Estados Unidos permitirá reventa de petróleo venezolano a Cuba bajo licencias específicas

La Oficina de Control de Activos Extranjeros (OFAC, por sus siglas en inglés) del Departamento del Tesoro de Estados Unidos anunció este miércoles una política que permitirá la reventa de crudo de origen venezolano a sectores no gubernamentales de Cuba, indicó la dependencia en una actualización publicada en su sitio oficial.

La medida contempla la implementación de una “política favorable de concesión de licencias” para solicitudes específicas que busquen autorizar la reventa de petróleo venezolano destinado al uso comercial, humanitario y al sector privado cubano. Según las directrices de la OFAC, estas transacciones deben beneficiar al pueblo cubano, excluyendo cualquier operación que involucre o favorezca a entidades vinculadas con las fuerzas armadas, los servicios de inteligencia u otras instituciones gubernamentales de la isla.

De acuerdo con las autoridades estadounidenses, esta política responde a la intención de apoyar actividades económicas independientes dentro de Cuba, sin otorgar beneficios al gobierno o a sus aparatos de control estatal. Las operaciones deberán cumplir con condiciones específicas y, en algunos casos, ajustarse a términos relacionados con la Licencia General 46A, aunque no será obligatorio contar con una entidad estadounidense establecida para acceder a este mecanismo.

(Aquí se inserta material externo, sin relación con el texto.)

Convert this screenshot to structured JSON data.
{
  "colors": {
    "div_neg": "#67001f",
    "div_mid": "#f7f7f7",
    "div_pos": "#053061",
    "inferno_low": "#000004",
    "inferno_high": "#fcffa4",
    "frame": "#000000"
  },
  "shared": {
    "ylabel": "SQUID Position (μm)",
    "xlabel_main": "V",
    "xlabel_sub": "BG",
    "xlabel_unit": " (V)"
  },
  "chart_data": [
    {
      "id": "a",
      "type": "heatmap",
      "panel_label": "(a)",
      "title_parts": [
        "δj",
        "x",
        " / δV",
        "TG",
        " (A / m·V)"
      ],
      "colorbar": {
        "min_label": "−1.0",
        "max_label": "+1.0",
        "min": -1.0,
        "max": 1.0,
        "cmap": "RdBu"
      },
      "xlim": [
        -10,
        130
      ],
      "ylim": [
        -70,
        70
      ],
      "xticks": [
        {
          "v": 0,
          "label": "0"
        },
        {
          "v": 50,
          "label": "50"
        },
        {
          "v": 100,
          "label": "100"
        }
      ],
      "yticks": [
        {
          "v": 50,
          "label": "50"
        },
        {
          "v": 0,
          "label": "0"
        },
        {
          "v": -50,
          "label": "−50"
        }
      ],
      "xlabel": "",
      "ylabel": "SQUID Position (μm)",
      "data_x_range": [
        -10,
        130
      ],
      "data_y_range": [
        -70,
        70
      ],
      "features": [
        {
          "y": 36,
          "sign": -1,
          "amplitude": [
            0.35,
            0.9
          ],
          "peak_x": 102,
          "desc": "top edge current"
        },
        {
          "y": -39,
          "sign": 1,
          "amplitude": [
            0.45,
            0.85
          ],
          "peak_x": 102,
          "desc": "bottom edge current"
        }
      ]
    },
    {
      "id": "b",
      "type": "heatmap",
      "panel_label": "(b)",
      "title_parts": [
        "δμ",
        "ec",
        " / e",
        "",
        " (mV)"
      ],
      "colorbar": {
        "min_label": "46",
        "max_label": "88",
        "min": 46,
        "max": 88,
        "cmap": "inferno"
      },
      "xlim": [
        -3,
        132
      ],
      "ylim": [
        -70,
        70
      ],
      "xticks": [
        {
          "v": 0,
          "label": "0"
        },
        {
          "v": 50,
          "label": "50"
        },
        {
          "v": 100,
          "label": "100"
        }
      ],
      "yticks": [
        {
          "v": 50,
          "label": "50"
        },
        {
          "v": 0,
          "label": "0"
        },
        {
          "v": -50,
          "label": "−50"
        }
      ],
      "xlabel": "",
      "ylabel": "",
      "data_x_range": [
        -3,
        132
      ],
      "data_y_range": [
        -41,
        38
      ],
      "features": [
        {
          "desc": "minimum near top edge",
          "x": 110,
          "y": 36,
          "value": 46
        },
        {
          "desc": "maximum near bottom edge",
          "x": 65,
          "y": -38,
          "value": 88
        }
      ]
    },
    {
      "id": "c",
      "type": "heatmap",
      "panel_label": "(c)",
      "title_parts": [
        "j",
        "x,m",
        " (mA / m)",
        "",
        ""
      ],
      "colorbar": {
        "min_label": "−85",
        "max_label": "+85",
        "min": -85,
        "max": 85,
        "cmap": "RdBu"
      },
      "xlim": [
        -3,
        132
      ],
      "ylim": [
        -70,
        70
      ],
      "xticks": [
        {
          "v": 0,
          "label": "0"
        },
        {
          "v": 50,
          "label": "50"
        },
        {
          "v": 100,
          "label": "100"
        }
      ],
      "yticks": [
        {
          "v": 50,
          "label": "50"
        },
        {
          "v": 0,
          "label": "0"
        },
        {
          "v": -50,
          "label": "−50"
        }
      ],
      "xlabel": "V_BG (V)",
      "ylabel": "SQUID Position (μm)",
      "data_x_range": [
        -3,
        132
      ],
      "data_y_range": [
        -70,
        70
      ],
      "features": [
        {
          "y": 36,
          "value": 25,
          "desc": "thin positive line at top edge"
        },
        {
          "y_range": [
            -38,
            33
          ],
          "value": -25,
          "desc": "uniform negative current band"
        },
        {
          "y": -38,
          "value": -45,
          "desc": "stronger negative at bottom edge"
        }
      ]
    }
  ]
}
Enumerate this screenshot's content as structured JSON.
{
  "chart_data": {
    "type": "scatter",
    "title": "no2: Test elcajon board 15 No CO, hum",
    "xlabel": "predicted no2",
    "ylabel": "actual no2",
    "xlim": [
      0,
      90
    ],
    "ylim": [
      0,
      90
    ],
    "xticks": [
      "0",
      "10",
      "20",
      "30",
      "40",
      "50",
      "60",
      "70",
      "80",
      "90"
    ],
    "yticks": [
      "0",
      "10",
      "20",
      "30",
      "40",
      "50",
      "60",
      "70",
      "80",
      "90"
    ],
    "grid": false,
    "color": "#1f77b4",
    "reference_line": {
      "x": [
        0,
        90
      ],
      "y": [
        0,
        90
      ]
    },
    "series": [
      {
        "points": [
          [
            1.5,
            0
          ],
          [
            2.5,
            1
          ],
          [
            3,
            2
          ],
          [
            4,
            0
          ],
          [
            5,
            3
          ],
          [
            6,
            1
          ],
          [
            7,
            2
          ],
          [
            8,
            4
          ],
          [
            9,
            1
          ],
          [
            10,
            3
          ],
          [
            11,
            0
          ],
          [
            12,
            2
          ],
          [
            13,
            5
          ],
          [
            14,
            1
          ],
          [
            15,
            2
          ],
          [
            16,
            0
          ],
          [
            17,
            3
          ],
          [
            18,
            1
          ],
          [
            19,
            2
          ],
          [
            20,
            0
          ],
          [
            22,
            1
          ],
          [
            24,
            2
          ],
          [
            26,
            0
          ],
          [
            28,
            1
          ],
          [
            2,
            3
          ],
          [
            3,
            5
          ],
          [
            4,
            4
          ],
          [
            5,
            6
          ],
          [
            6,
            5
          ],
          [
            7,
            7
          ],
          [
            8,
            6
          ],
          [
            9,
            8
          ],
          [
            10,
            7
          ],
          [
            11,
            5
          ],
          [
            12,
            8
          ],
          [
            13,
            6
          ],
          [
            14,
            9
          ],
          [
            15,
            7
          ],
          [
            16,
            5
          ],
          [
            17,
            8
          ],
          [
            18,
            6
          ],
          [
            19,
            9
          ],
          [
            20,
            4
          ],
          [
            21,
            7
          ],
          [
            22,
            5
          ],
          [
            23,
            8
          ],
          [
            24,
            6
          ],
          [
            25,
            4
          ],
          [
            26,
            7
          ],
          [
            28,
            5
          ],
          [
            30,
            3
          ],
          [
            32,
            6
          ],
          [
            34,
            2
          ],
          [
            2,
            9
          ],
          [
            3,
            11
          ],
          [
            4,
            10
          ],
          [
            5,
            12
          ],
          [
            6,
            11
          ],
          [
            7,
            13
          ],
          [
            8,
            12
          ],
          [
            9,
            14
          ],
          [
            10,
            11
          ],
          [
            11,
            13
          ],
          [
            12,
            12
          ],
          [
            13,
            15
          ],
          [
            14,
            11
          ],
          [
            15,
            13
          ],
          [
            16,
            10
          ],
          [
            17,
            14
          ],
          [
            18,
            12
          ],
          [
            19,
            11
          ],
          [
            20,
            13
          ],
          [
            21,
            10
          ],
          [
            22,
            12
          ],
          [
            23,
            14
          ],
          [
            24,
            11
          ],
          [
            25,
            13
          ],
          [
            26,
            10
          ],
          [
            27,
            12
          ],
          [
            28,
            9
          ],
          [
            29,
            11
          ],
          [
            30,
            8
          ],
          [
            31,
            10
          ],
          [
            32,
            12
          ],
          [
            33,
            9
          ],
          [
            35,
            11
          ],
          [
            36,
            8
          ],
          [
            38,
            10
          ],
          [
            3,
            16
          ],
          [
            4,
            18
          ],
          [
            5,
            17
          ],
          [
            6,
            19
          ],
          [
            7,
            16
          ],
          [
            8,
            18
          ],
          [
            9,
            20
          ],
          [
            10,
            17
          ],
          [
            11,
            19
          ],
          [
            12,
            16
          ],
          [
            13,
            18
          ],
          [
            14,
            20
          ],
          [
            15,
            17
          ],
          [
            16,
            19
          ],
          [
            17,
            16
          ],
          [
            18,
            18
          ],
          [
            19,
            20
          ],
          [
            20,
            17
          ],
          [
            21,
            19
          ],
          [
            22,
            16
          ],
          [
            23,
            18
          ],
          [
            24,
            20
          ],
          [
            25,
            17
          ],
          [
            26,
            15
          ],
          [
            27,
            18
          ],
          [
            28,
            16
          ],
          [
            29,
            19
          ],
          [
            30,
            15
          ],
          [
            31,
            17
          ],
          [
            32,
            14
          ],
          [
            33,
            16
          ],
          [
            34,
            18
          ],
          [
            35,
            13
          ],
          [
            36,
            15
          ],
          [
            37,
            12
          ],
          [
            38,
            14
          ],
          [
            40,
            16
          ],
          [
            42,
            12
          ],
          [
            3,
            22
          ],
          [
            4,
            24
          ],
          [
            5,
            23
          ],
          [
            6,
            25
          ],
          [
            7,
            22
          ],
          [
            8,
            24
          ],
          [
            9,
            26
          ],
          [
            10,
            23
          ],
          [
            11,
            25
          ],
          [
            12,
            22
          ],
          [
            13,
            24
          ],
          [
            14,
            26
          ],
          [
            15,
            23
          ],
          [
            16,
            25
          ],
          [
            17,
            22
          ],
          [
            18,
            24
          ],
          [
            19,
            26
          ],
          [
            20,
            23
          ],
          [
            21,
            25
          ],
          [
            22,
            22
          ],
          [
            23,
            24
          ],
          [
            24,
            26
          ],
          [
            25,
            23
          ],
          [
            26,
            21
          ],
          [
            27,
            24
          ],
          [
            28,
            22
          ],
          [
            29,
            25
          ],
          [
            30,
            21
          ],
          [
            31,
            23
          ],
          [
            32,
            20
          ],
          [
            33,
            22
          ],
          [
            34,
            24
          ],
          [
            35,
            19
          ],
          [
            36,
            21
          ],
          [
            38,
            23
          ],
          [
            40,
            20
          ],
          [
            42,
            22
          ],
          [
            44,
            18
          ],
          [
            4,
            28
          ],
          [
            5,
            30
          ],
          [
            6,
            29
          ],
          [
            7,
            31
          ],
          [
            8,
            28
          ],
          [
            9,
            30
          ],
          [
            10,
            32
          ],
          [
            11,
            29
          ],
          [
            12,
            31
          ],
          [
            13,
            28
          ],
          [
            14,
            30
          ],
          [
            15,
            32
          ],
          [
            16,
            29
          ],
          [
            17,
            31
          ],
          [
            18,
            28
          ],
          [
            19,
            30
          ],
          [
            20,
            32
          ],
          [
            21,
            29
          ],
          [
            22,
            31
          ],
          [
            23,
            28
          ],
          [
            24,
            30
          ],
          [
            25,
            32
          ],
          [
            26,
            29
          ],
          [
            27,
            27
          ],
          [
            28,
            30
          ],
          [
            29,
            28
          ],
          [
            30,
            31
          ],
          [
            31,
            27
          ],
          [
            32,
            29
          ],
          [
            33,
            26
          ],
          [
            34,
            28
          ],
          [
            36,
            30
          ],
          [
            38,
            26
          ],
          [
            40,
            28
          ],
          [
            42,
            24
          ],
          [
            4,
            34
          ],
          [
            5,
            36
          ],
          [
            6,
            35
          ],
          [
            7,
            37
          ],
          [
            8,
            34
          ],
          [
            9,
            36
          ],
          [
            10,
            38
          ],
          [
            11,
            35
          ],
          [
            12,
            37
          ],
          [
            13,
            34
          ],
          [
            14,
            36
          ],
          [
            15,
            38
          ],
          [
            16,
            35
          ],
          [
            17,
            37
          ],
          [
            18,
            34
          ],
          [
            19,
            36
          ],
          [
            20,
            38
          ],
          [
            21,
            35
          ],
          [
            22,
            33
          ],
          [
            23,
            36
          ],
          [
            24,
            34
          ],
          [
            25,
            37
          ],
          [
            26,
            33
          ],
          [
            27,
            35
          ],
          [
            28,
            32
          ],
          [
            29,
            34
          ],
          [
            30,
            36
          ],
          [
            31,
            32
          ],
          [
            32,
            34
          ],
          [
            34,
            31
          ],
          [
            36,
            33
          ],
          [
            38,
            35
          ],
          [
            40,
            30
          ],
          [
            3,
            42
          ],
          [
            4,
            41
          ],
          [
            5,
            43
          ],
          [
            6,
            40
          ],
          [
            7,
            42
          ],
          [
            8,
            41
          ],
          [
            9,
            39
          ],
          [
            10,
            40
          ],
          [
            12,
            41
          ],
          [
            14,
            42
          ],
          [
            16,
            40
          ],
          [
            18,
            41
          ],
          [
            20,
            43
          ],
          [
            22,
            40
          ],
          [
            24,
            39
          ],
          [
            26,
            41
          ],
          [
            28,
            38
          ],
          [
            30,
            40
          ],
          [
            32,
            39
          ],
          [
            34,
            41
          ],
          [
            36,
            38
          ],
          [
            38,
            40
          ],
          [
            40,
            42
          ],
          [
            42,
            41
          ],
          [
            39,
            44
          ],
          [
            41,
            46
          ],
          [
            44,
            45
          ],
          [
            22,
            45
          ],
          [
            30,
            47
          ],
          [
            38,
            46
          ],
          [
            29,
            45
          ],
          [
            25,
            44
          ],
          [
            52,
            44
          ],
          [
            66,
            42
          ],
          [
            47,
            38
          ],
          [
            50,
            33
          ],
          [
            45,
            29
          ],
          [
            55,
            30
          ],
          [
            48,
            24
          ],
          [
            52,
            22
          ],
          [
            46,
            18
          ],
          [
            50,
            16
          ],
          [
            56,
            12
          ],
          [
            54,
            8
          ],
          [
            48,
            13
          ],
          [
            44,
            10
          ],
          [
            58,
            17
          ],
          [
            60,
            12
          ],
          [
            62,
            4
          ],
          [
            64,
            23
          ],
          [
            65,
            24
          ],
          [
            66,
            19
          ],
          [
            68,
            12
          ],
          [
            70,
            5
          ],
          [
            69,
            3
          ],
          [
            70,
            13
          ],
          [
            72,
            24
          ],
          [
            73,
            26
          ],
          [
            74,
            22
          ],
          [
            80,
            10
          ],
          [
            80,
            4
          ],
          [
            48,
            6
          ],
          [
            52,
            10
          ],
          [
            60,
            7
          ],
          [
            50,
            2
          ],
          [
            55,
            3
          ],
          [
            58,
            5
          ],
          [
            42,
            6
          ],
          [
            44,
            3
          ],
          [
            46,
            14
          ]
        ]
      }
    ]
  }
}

La decisión llega en medio de un contexto de tensión energética en la isla, marcada por una importante escasez de combustible después de que Estados Unidos asumiera el control de las exportaciones de petróleo venezolano tras una operación militar en enero pasado que culminó con la salida del poder de Nicolás Maduro. Bajo la política anterior, Cuba enfrentó dificultades para recibir petróleo, lo que agudizó su crisis energética.

El gobierno estadounidense ha etiquetado a Cuba como “una amenaza inusual y extraordinaria” para su seguridad nacional y ha mantenido presión a través de sanciones y amenazas arancelarias, como la orden ejecutiva firmada el 29 de enero por el presidente Donald Trump que contemplaba castigar a países que suministren petróleo a la isla.

Esta flexibilización no implica un levantamiento total de las sanciones ni un retorno a las exportaciones petroleras estatales entre Venezuela y Cuba, sino que abre una vía legal para que el crudo venezolano pueda llegar a la isla siempre que la operación cumpla con los requisitos establecidos por la OFAC y esté orientada a beneficiar al sector privado y la población civil.